Melanie shook her head. “Just six weeks? We’ve never turned around a conviction that quickly. Is it even possible?”

“Well, it’s not
possible. But no question it’ll be difficult.”

“What do you want me to do first?”

“Research everything you can about the case on Lexis/Nexis. I’ve overnighted a retainer letter to George, and when it’s returned, we’ll fly out there, probably at the beginning of next week. Is your schedule clear for this?”

“I…I can clear it. Nothing pressing right now.”

“What aren’t you telling me?”

The hint of a smile passed across Melanie’s face and abruptly disappeared as she resumed her professional pose. “It’s nothing. Next Tuesday is my one-year anniversary of dating Brad and we were going to celebrate at Per Se. It took forever to get reservations, but Brad will understand. I’m sure he will.”

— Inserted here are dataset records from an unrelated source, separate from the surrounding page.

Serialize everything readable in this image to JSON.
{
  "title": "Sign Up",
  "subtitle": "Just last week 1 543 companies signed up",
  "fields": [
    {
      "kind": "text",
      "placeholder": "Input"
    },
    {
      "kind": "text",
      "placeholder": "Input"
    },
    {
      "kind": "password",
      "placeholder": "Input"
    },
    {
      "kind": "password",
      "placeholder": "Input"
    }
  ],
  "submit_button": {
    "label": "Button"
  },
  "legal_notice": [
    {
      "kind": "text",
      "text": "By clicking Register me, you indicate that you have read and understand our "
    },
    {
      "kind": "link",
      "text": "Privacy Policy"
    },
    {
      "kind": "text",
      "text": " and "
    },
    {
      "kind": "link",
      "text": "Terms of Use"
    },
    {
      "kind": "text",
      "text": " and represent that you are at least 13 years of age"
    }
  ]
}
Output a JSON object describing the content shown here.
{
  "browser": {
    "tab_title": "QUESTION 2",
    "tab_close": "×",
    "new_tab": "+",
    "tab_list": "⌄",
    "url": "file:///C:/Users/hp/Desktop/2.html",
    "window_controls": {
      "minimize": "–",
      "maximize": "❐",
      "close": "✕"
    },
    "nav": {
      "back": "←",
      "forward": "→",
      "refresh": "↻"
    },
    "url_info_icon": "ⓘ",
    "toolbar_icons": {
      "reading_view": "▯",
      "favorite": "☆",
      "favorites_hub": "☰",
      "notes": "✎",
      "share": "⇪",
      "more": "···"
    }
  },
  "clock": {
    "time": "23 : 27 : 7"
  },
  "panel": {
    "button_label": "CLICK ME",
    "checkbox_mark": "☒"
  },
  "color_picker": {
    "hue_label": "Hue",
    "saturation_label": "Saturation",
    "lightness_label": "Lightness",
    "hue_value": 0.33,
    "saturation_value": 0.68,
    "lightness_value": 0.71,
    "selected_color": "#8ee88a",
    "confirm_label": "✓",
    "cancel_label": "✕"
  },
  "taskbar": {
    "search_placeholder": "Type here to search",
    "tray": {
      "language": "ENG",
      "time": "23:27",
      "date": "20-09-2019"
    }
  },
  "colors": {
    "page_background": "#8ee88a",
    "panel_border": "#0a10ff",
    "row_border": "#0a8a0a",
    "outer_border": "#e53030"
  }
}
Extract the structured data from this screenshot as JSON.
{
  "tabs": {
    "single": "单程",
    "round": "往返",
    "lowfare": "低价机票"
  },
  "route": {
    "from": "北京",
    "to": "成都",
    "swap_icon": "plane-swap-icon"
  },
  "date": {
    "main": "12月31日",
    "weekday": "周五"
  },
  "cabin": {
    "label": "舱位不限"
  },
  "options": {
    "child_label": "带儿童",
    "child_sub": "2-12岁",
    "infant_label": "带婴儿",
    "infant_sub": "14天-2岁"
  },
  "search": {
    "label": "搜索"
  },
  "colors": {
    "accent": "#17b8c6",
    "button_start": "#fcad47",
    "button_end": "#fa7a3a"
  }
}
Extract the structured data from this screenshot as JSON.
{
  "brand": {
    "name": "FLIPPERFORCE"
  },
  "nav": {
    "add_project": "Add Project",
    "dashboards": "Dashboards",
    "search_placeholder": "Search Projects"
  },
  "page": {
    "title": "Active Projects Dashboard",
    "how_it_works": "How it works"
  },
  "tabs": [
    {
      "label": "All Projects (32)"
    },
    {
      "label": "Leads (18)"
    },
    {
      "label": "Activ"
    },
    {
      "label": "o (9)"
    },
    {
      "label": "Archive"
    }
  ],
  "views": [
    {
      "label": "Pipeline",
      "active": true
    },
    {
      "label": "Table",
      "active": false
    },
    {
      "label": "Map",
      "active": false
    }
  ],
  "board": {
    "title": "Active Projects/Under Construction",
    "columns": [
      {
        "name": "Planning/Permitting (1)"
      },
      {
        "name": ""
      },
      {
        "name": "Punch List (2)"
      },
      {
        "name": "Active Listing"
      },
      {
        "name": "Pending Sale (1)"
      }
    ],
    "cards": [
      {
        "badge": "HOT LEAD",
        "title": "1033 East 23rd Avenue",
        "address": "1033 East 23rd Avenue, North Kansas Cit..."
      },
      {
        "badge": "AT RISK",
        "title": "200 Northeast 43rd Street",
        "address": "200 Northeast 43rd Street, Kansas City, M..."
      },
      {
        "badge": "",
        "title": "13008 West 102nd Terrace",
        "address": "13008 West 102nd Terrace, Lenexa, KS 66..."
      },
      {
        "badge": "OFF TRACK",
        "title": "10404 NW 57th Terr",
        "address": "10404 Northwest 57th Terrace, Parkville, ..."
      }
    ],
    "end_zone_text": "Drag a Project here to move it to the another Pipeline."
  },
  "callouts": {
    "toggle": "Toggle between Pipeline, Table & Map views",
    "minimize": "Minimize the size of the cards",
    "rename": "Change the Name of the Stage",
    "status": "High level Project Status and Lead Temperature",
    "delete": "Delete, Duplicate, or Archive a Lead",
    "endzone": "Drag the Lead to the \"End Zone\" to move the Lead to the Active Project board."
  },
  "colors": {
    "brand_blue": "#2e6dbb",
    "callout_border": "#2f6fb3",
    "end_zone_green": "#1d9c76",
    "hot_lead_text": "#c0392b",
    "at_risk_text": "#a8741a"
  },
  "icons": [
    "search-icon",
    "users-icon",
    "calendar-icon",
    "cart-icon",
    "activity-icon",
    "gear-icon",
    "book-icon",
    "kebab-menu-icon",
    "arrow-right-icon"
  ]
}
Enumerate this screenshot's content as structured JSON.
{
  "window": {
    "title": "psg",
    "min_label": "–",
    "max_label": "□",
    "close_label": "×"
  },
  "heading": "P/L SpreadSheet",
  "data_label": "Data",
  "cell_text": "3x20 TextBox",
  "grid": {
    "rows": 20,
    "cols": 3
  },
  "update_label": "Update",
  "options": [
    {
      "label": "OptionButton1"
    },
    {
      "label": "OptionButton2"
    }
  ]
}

Dani thought back on her courtship with Doug. The one-year anniversary of their first date had been a momentous occasion. It signified that they were a couple, not just a passing fling. Despite Melanie’s casual dismissal of her celebration plans, Dani appreciated how disappointed she was. “Okay. Read up on this case, see what you can find, and report back to me tomorrow.”

As Melanie left, Dani wondered whether Brad appreciated what a jewel she was. Certainly, her beauty must have dazzled him. Melanie was stunning. Her thick, shoulder-length, strawberry-blond locks framed a perfectly oval face with thickly lashed eyes the color of an arctic glacier. Her body curved in all the right places, without an extraneous ounce of fat. She was more than her appearance, though. An assistant editor of the
Yale Law Review
, she’d graduated at the top of her class at the age of twenty-two, having skipped two years of school. She could do anything, including clerking for a Supreme Court justice, but she had a fire burning within her that compelled her to right wrongs. Dani felt lucky to have her as part of her team.